As for nursery education, the question now is whether the financial headaches induced by John Major’s promise to extend it to all four-year-olds can be cured by the witch-doctor’s voucher solution. It is easy to understand the compelling attractions here. Since parents have a variety of wants and needs on behalf of their four-year-olds, isn’t there a case for devising a mechanism whereby they “purchase” according to choice, be it in the part-time playgroup, nursery classes at the local primary, or private, possible all-day, schooling?

The immediate response is that what might be an “affordable” voucher value in CPS pamphlet (or Treasury) terms could pay for the voluntary playgroup, but neither local authority nor private nursery classes. The top-up fees would hardly equate with universal provision, and would mean subsidising those already able to pay fees at the expense of the have-nots most in need of nursery education.

Equally fundamental is the objection that such a funding solution could increase the fragmentation already bedevilling under-fives provision, when more coherent planning is the greatest need. At present, there may be diversity in the system, but parents very rarely have either a choice or their preferred solution.
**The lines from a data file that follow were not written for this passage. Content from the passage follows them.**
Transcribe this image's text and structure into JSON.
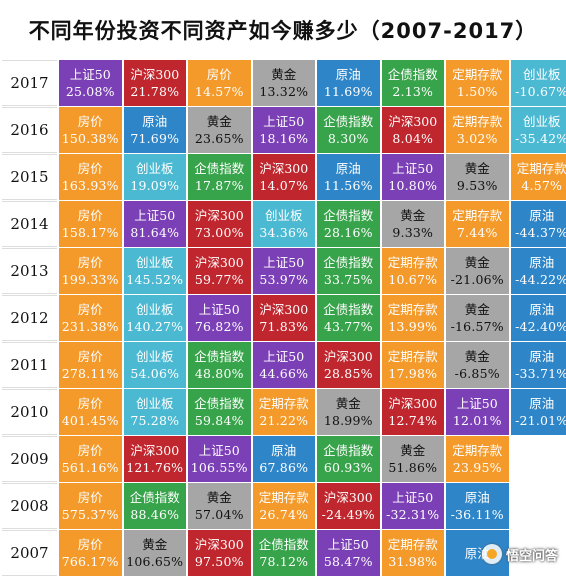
{
  "title": "不同年份投资不同资产如今赚多少（2007-2017）",
  "colors": {
    "上证50": "#7b3fb6",
    "沪深300": "#c0262d",
    "房价": "#f39a2b",
    "黄金": "#a6a6a6",
    "原油": "#2e86c9",
    "企债指数": "#37a34a",
    "定期存款": "#f39a2b",
    "创业板": "#4cb9d2"
  },
  "rows": [
    {
      "year": "2017",
      "cells": [
        {
          "name": "上证50",
          "pct": "25.08%"
        },
        {
          "name": "沪深300",
          "pct": "21.78%"
        },
        {
          "name": "房价",
          "pct": "14.57%"
        },
        {
          "name": "黄金",
          "pct": "13.32%"
        },
        {
          "name": "原油",
          "pct": "11.69%"
        },
        {
          "name": "企债指数",
          "pct": "2.13%"
        },
        {
          "name": "定期存款",
          "pct": "1.50%"
        },
        {
          "name": "创业板",
          "pct": "-10.67%"
        }
      ]
    },
    {
      "year": "2016",
      "cells": [
        {
          "name": "房价",
          "pct": "150.38%"
        },
        {
          "name": "原油",
          "pct": "71.69%"
        },
        {
          "name": "黄金",
          "pct": "23.65%"
        },
        {
          "name": "上证50",
          "pct": "18.16%"
        },
        {
          "name": "企债指数",
          "pct": "8.30%"
        },
        {
          "name": "沪深300",
          "pct": "8.04%"
        },
        {
          "name": "定期存款",
          "pct": "3.02%"
        },
        {
          "name": "创业板",
          "pct": "-35.42%"
        }
      ]
    },
    {
      "year": "2015",
      "cells": [
        {
          "name": "房价",
          "pct": "163.93%"
        },
        {
          "name": "创业板",
          "pct": "19.09%"
        },
        {
          "name": "企债指数",
          "pct": "17.87%"
        },
        {
          "name": "沪深300",
          "pct": "14.07%"
        },
        {
          "name": "原油",
          "pct": "11.56%"
        },
        {
          "name": "上证50",
          "pct": "10.80%"
        },
        {
          "name": "黄金",
          "pct": "9.53%"
        },
        {
          "name": "定期存款",
          "pct": "4.57%"
        }
      ]
    },
    {
      "year": "2014",
      "cells": [
        {
          "name": "房价",
          "pct": "158.17%"
        },
        {
          "name": "上证50",
          "pct": "81.64%"
        },
        {
          "name": "沪深300",
          "pct": "73.00%"
        },
        {
          "name": "创业板",
          "pct": "34.36%"
        },
        {
          "name": "企债指数",
          "pct": "28.16%"
        },
        {
          "name": "黄金",
          "pct": "9.33%"
        },
        {
          "name": "定期存款",
          "pct": "7.44%"
        },
        {
          "name": "原油",
          "pct": "-44.37%"
        }
      ]
    },
    {
      "year": "2013",
      "cells": [
        {
          "name": "房价",
          "pct": "199.33%"
        },
        {
          "name": "创业板",
          "pct": "145.52%"
        },
        {
          "name": "沪深300",
          "pct": "59.77%"
        },
        {
          "name": "上证50",
          "pct": "53.97%"
        },
        {
          "name": "企债指数",
          "pct": "33.75%"
        },
        {
          "name": "定期存款",
          "pct": "10.67%"
        },
        {
          "name": "黄金",
          "pct": "-21.06%"
        },
        {
          "name": "原油",
          "pct": "-44.22%"
        }
      ]
    },
    {
      "year": "2012",
      "cells": [
        {
          "name": "房价",
          "pct": "231.38%"
        },
        {
          "name": "创业板",
          "pct": "140.27%"
        },
        {
          "name": "上证50",
          "pct": "76.82%"
        },
        {
          "name": "沪深300",
          "pct": "71.83%"
        },
        {
          "name": "企债指数",
          "pct": "43.77%"
        },
        {
          "name": "定期存款",
          "pct": "13.99%"
        },
        {
          "name": "黄金",
          "pct": "-16.57%"
        },
        {
          "name": "原油",
          "pct": "-42.40%"
        }
      ]
    },
    {
      "year": "2011",
      "cells": [
        {
          "name": "房价",
          "pct": "278.11%"
        },
        {
          "name": "创业板",
          "pct": "54.06%"
        },
        {
          "name": "企债指数",
          "pct": "48.80%"
        },
        {
          "name": "上证50",
          "pct": "44.66%"
        },
        {
          "name": "沪深300",
          "pct": "28.85%"
        },
        {
          "name": "定期存款",
          "pct": "17.98%"
        },
        {
          "name": "黄金",
          "pct": "-6.85%"
        },
        {
          "name": "原油",
          "pct": "-33.71%"
        }
      ]
    },
    {
      "year": "2010",
      "cells": [
        {
          "name": "房价",
          "pct": "401.45%"
        },
        {
          "name": "创业板",
          "pct": "75.28%"
        },
        {
          "name": "企债指数",
          "pct": "59.84%"
        },
        {
          "name": "定期存款",
          "pct": "21.22%"
        },
        {
          "name": "黄金",
          "pct": "18.99%"
        },
        {
          "name": "沪深300",
          "pct": "12.74%"
        },
        {
          "name": "上证50",
          "pct": "12.01%"
        },
        {
          "name": "原油",
          "pct": "-21.01%"
        }
      ]
    },
    {
      "year": "2009",
      "cells": [
        {
          "name": "房价",
          "pct": "561.16%"
        },
        {
          "name": "沪深300",
          "pct": "121.76%"
        },
        {
          "name": "上证50",
          "pct": "106.55%"
        },
        {
          "name": "原油",
          "pct": "67.86%"
        },
        {
          "name": "企债指数",
          "pct": "60.93%"
        },
        {
          "name": "黄金",
          "pct": "51.86%"
        },
        {
          "name": "定期存款",
          "pct": "23.95%"
        },
        null
      ]
    },
    {
      "year": "2008",
      "cells": [
        {
          "name": "房价",
          "pct": "575.37%"
        },
        {
          "name": "企债指数",
          "pct": "88.46%"
        },
        {
          "name": "黄金",
          "pct": "57.04%"
        },
        {
          "name": "定期存款",
          "pct": "26.74%"
        },
        {
          "name": "沪深300",
          "pct": "-24.49%"
        },
        {
          "name": "上证50",
          "pct": "-32.31%"
        },
        {
          "name": "原油",
          "pct": "-36.11%"
        },
        null
      ]
    },
    {
      "year": "2007",
      "cells": [
        {
          "name": "房价",
          "pct": "766.17%"
        },
        {
          "name": "黄金",
          "pct": "106.65%"
        },
        {
          "name": "沪深300",
          "pct": "97.50%"
        },
        {
          "name": "企债指数",
          "pct": "78.12%"
        },
        {
          "name": "上证50",
          "pct": "58.47%"
        },
        {
          "name": "定期存款",
          "pct": "31.98%"
        },
        {
          "name": "原油",
          "pct": ""
        },
        null
      ]
    }
  ],
  "watermark": "悟空问答",
  "watermark_icon": "wukong-logo-icon"
}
It is all very well Jonathan Aitken wanting to split the purchaser from the provider, but if the voucher doesn’t carry sufficient purchasing power, what are the mechanisms that will finance the providers? Would local education authorities have to shut existing nursery schools and classes if their spending allocations were top-sliced to pay for the vouchers? And would they or the overstretched OFSTED be responsible for monitoring quality and an agreed curriculum?

The Department for Education consultation on nursery education was supposed to have started with a survey of existing provision and its gaps, so it must have heard the early years message that education needs to be co-ordinated with care for the under-fives. Either of these available part-time may be useless to the single parent in search of a job; a two-income family might pay for the combined all-day provision they want, but someone must provide. Education and social services have to work together for the ideal nursery centre solution, but Government thinking still seems to be keeping education and care separate. A voucher that combined both might really give the purchasers what they need (see our report on child care, page 20).
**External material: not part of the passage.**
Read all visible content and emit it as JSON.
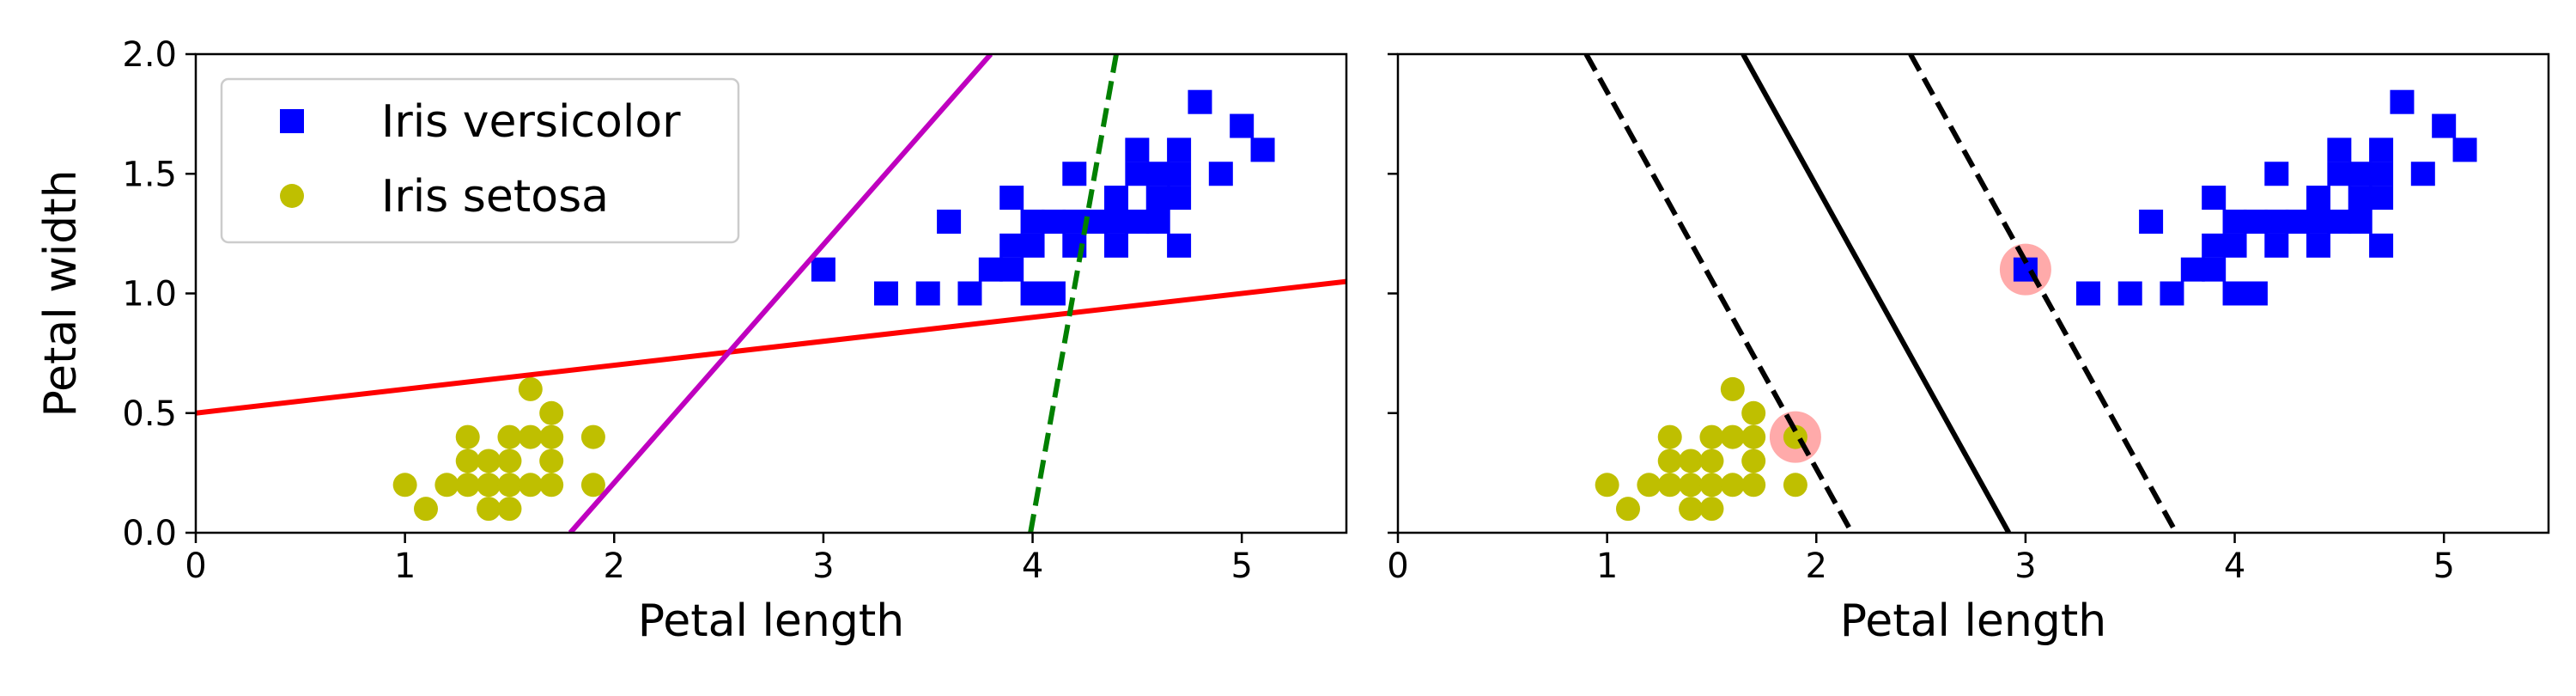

The department’s preferred plan for an agency which would choose bids from public, voluntary and private providers may offer a better chance of co-ordinated planning than a free market in vouchers, but essentially the same questions have to be answered if the Government’s promises of progress on nursery education are to offer any improvement on the present incoherent lottery. If the Government is determined not to expand nursery education through the LEAs, it may have to reinvent them to make it work.